As TradeWinds has reported, Eagle's challenge is part of a larger issue faced by public dry bulk owners, whose share prices dropped to an average 70% to 75% of NAV after trading at par or better during the summer.

Investors appear jittery about the future after a plunge in capesize rates from around $85,000 a day to less than $30,000, a drop in the Baltic Dry Index below 3,000 and uncertainty around Chinese steel production and the pace of global economic growth.

Valuations remain buoyant: for example, Eagle management estimated on Friday that nine bulkers acquired over the past year have appreciated by $80m in value.

While the $2 dividend Eagle is paying under its new policy, about 35% of net income, may start to get investor attention, the analyst crowd is making noise about buybacks of common shares and $114m in convertible bonds that mature in August 2024.

"It varies by analyst, but your NAV is about $70 per share," said J Mintzmyer of Value Investor's Edge, who is both an investor and stock researcher.

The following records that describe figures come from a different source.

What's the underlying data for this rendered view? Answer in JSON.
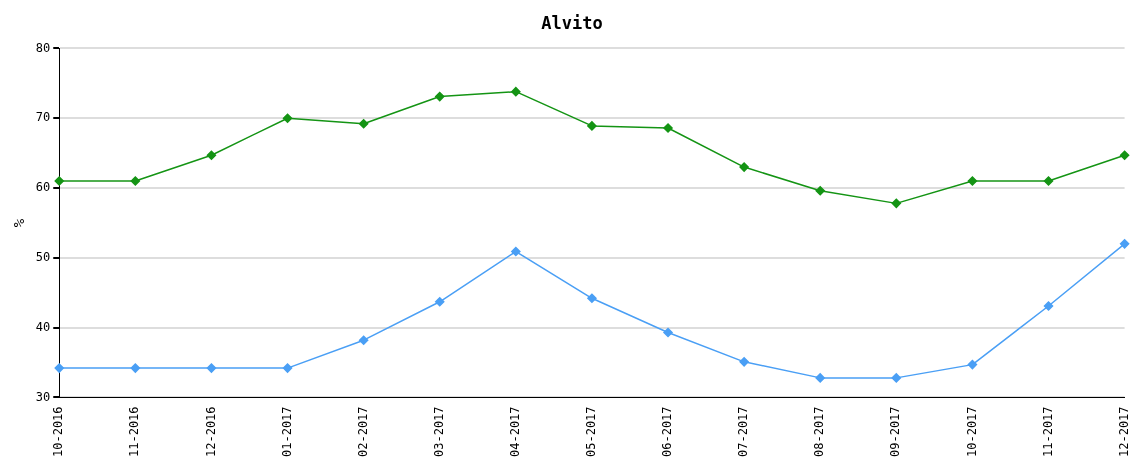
{
  "chart_data": {
    "type": "line",
    "title": "Alvito",
    "ylabel": "%",
    "categories": [
      "10-2016",
      "11-2016",
      "12-2016",
      "01-2017",
      "02-2017",
      "03-2017",
      "04-2017",
      "05-2017",
      "06-2017",
      "07-2017",
      "08-2017",
      "09-2017",
      "10-2017",
      "11-2017",
      "12-2017"
    ],
    "series": [
      {
        "color": "#149414",
        "values": [
          61,
          61,
          64.7,
          70,
          69.2,
          73.1,
          73.8,
          68.9,
          68.6,
          63,
          59.6,
          57.8,
          61,
          61,
          64.7
        ]
      },
      {
        "color": "#4a9ff5",
        "values": [
          34.2,
          34.2,
          34.2,
          34.2,
          38.2,
          43.7,
          50.9,
          44.2,
          39.3,
          35.1,
          32.8,
          32.8,
          34.7,
          43.1,
          52
        ]
      }
    ],
    "ylim": [
      30,
      80
    ],
    "yticks": [
      30,
      40,
      50,
      60,
      70,
      80
    ],
    "grid": "y",
    "legend": false,
    "marker": "diamond",
    "line_style": "solid"
  }
}
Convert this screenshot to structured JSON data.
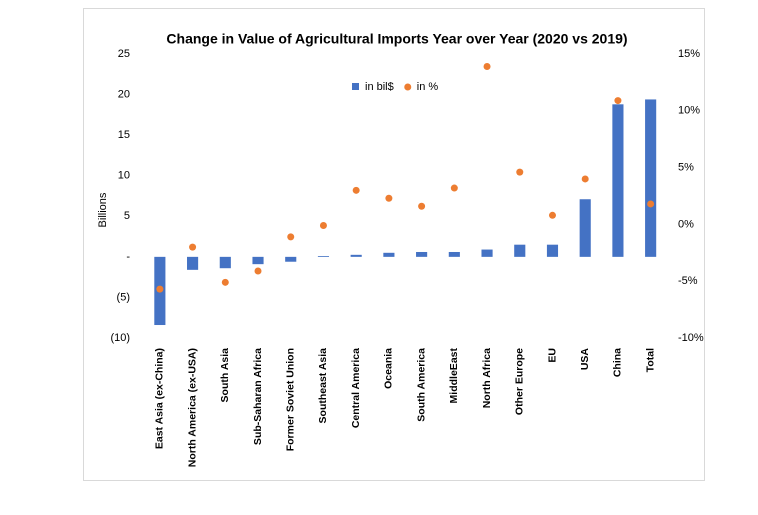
{
  "chart_data": {
    "type": "bar",
    "title": "Change in Value of Agricultural Imports Year over Year (2020 vs 2019)",
    "y_label": "Billions",
    "categories": [
      "East Asia (ex-China)",
      "North America (ex-USA)",
      "South Asia",
      "Sub-Saharan Africa",
      "Former Soviet Union",
      "Southeast Asia",
      "Central America",
      "Oceania",
      "South America",
      "MiddleEast",
      "North Africa",
      "Other Europe",
      "EU",
      "USA",
      "China",
      "Total"
    ],
    "series": [
      {
        "name": "in bil$",
        "type": "bar",
        "color": "#4472c4",
        "values": [
          -8.4,
          -1.6,
          -1.4,
          -0.9,
          -0.6,
          0.1,
          0.25,
          0.5,
          0.6,
          0.6,
          0.9,
          1.5,
          1.5,
          7.1,
          18.8,
          19.4
        ]
      },
      {
        "name": "in %",
        "type": "scatter",
        "axis": "y2",
        "color": "#ed7d31",
        "values": [
          -5.7,
          -2.0,
          -5.1,
          -4.1,
          -1.1,
          -0.1,
          3.0,
          2.3,
          1.6,
          3.2,
          13.9,
          4.6,
          0.8,
          4.0,
          10.9,
          1.8
        ]
      }
    ],
    "ylim": [
      -10,
      25
    ],
    "yticks": [
      {
        "value": -10,
        "label": "(10)"
      },
      {
        "value": -5,
        "label": "(5)"
      },
      {
        "value": 0,
        "label": "-"
      },
      5,
      10,
      15,
      20,
      25
    ],
    "y2lim": [
      -10,
      15
    ],
    "y2ticks": [
      {
        "value": -10,
        "label": "-10%"
      },
      {
        "value": -5,
        "label": "-5%"
      },
      {
        "value": 0,
        "label": "0%"
      },
      {
        "value": 5,
        "label": "5%"
      },
      {
        "value": 10,
        "label": "10%"
      },
      {
        "value": 15,
        "label": "15%"
      }
    ],
    "grid": false,
    "legend": "top"
  }
}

"With a 45% discount to NAV, it's just screaming – I look forward to further repurchases."

Plenty of positives

J Mintzmyer: 'With a 45% discount to NAV, it's just screaming' for share buybacks. Photo: John Woike/Marine Money

As part of its new $400 debt refinancing, Eagle did disclose a $50m share buyback authorisation, but has not disclosed any repurchases yet. It has been in a blackout period that prevents such buys ahead of earnings.

Mintzmyer also questioned what Eagle can do about the convertible notes, which have the potential to morph into 2.9m shares upon conversion. He observed that Eagle does not have a call provision to force redemption of the notes.

"We can buy them in the open market or make a formal proposal to the holders," Vogel responded.

Answering a question from Jefferies analyst Randy Giveans about the share price, Vogel referenced the recent buyback authorisation, adding: "We look every day at what we can do. Clearly we're aware of where we're trading."

He also told analyst Omar Nokta of Clarksons Platou Securities that there are pros and cons to buying in common shares versus the convertible notes.

"Buying in the converts doesn't take the float out of the current market in terms of shares availability," Vogel said. "But the convert is far less liquid. It's easier to buy common shares out of the market."

Stock price aside, there were plenty of positive notes from the call. After all, Eagle had just made more money in one quarter than it had ever made in any full year as a public company.

Despite the recent weakness and volatility in the freight market, Vogel said Eagle feels good about the current quarter.

The owner of 53 supramax and ultramax bulkers has booked 75% of operating days at $32,400 per day. This is up on the $29,088 figure in the third quarter, which was the strongest since 2008.

"Notwithstanding the pullback in rates, we are on track to exceed this quarter's performance in Q4," Vogel said.

Nokta projects that as well. He said in a client note that he expects Eagle to achieve overall time charter equivalent rates of $30,500 per day when the books close on the fourth quarter, yielding earnings per share of $6.94 and a dividend of $2.08.